The Water Storage provision remains the most controversial for CalTrout. We remain concerned about how and where water storage dollars will be appropriated. We understand priorities for where to spend these dollars are on two projects—an expansion of Los Vaqueros Reservoir in the East Bay and newly constructed Sites Reservoir, an off channel reservoir west of I-5 in the Sacramento Valley. The other project that gets mentioned is Temperance Flat, a new dam just above Millerton Reservoir (Friant Dam) on the San Joaquin.
These funds can also be used for groundwater storage, conjunctive use and reservoir re-operations—important points we lobbied for. Groundwater storage has huge potential and needed to part of this mix.
- $725 million—Water Recycling
This section was very important to Southern California legislators—storm water runoff, salt water intrusion mitigation, etc.
- $900 million—Groundwater Sustainability
Another important section that provides funding to implement groundwater reform legislation we are actively supporting. Groundwater treatment, storage and sustainable management. Conjunctive use of surface and groundwater supplies is critical to preparing for future droughts in California. The Water Bond is coordinated with pending groundwater management reform legislation.

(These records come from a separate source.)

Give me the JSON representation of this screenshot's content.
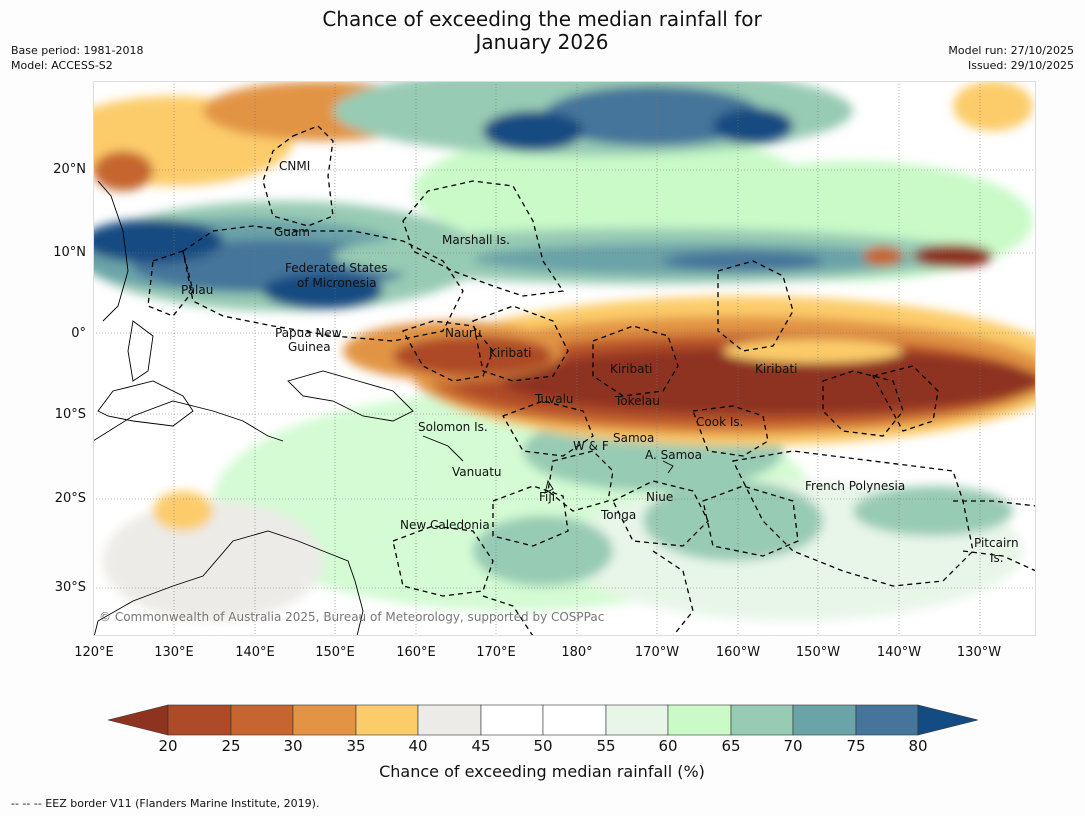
{
  "header": {
    "title_line1": "Chance of exceeding the median rainfall for",
    "title_line2": "January 2026",
    "base_period": "Base period: 1981-2018",
    "model": "Model: ACCESS-S2",
    "model_run": "Model run: 27/10/2025",
    "issued": "Issued: 29/10/2025"
  },
  "map": {
    "lat_ticks": [
      "20°N",
      "10°N",
      "0°",
      "10°S",
      "20°S",
      "30°S"
    ],
    "lon_ticks": [
      "120°E",
      "130°E",
      "140°E",
      "150°E",
      "160°E",
      "170°E",
      "180°",
      "170°W",
      "160°W",
      "150°W",
      "140°W",
      "130°W"
    ],
    "regions": [
      {
        "name": "CNMI"
      },
      {
        "name": "Guam"
      },
      {
        "name": "Marshall Is."
      },
      {
        "name": "Federated States"
      },
      {
        "name": "of Micronesia"
      },
      {
        "name": "Palau"
      },
      {
        "name": "Papua New"
      },
      {
        "name": "Guinea"
      },
      {
        "name": "Nauru"
      },
      {
        "name": "Kiribati"
      },
      {
        "name": "Kiribati"
      },
      {
        "name": "Kiribati"
      },
      {
        "name": "Tuvalu"
      },
      {
        "name": "Tokelau"
      },
      {
        "name": "Cook Is."
      },
      {
        "name": "Solomon Is."
      },
      {
        "name": "Samoa"
      },
      {
        "name": "W & F"
      },
      {
        "name": "A. Samoa"
      },
      {
        "name": "Vanuatu"
      },
      {
        "name": "Fiji"
      },
      {
        "name": "Niue"
      },
      {
        "name": "French Polynesia"
      },
      {
        "name": "Tonga"
      },
      {
        "name": "New Caledonia"
      },
      {
        "name": "Pitcairn"
      },
      {
        "name": "Is."
      }
    ],
    "copyright": "© Commonwealth of Australia 2025, Bureau of Meteorology, supported by COSPPac"
  },
  "colorbar": {
    "ticks": [
      "20",
      "25",
      "30",
      "35",
      "40",
      "45",
      "50",
      "55",
      "60",
      "65",
      "70",
      "75",
      "80"
    ],
    "colors": [
      "#8e3320",
      "#ad4a27",
      "#c6652f",
      "#e29444",
      "#fccc6a",
      "#ecebe7",
      "#ffffff",
      "#ffffff",
      "#e8f6e8",
      "#c9fac8",
      "#98cbb4",
      "#6aa3a8",
      "#45759a",
      "#124c82"
    ],
    "label": "Chance of exceeding median rainfall (%)"
  },
  "footnote": "--  --  -- EEZ border V11 (Flanders Marine Institute, 2019)."
}
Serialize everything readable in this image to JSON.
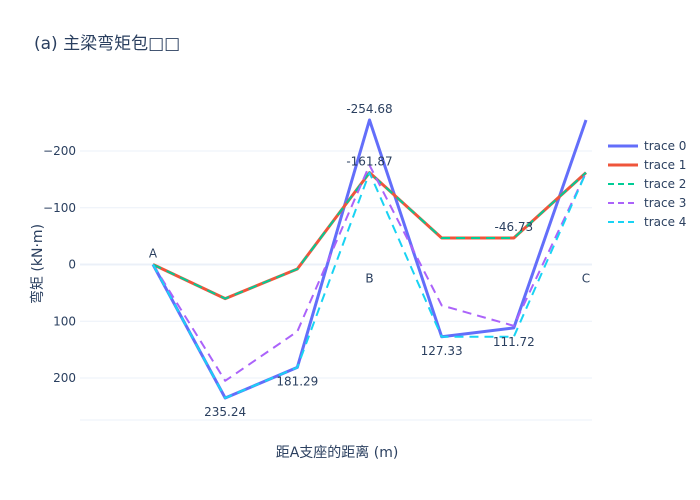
{
  "chart_data": {
    "type": "line",
    "title": "(a) 主梁弯矩包□□",
    "xlabel": "距A支座的距离 (m)",
    "ylabel": "弯矩 (kN·m)",
    "y_reversed": true,
    "ylim": [
      270,
      -300
    ],
    "yticks": [
      -200,
      -100,
      0,
      100,
      200
    ],
    "ytick_labels": [
      "−200",
      "−100",
      "0",
      "100",
      "200"
    ],
    "x": [
      0,
      1,
      2,
      3,
      4,
      5,
      6
    ],
    "grid": true,
    "legend_position": "right",
    "series": [
      {
        "name": "trace 0",
        "color": "#636efa",
        "dash": "solid",
        "width": 3,
        "values": [
          0,
          235.24,
          181.29,
          -254.68,
          127.33,
          111.72,
          -254.68
        ]
      },
      {
        "name": "trace 1",
        "color": "#ef553b",
        "dash": "solid",
        "width": 3,
        "values": [
          0,
          60,
          8,
          -161.87,
          -46.73,
          -46.73,
          -161.87
        ]
      },
      {
        "name": "trace 2",
        "color": "#00cc96",
        "dash": "dash",
        "width": 2,
        "values": [
          0,
          60,
          8,
          -161.87,
          -46.73,
          -46.73,
          -161.87
        ]
      },
      {
        "name": "trace 3",
        "color": "#ab63fa",
        "dash": "dash",
        "width": 2,
        "values": [
          0,
          205,
          118,
          -175,
          72,
          108,
          -161.87
        ]
      },
      {
        "name": "trace 4",
        "color": "#19d3f3",
        "dash": "dash",
        "width": 2,
        "values": [
          0,
          235.24,
          181.29,
          -161.87,
          127.33,
          127.33,
          -161.87
        ]
      }
    ],
    "annotations": [
      {
        "text": "A",
        "x": 0,
        "y": 0,
        "pos": "above"
      },
      {
        "text": "235.24",
        "x": 1,
        "y": 235.24,
        "pos": "below"
      },
      {
        "text": "181.29",
        "x": 2,
        "y": 181.29,
        "pos": "below"
      },
      {
        "text": "-254.68",
        "x": 3,
        "y": -254.68,
        "pos": "above"
      },
      {
        "text": "-161.87",
        "x": 3,
        "y": -161.87,
        "pos": "above"
      },
      {
        "text": "B",
        "x": 3,
        "y": 0,
        "pos": "below"
      },
      {
        "text": "127.33",
        "x": 4,
        "y": 127.33,
        "pos": "below"
      },
      {
        "text": "-46.73",
        "x": 5,
        "y": -46.73,
        "pos": "above"
      },
      {
        "text": "111.72",
        "x": 5,
        "y": 111.72,
        "pos": "below"
      },
      {
        "text": "C",
        "x": 6,
        "y": 0,
        "pos": "below"
      }
    ]
  }
}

- $520 million—Clean, Safe and Reliable Drinking Water
- $395 million—Flood Management
We worked hard on this section to make it not just about levees. We secured language that calls for projects to be multi-benefit projects—public safety and river healthy. This ties into our work at Knagg’s Ranch and provides potential funding for future floodplain projects.
During drought times we need to find collaborative solutions that work for people and fish. Trout, steelhead and salmon are important indicators of watershed health and are important drivers of many rural and coastal economies. Work done to improve the status of these species directly benefits safe drinking water supplies, water quality, and the economic health of all Californians. We believe this water bond is a step in that direction.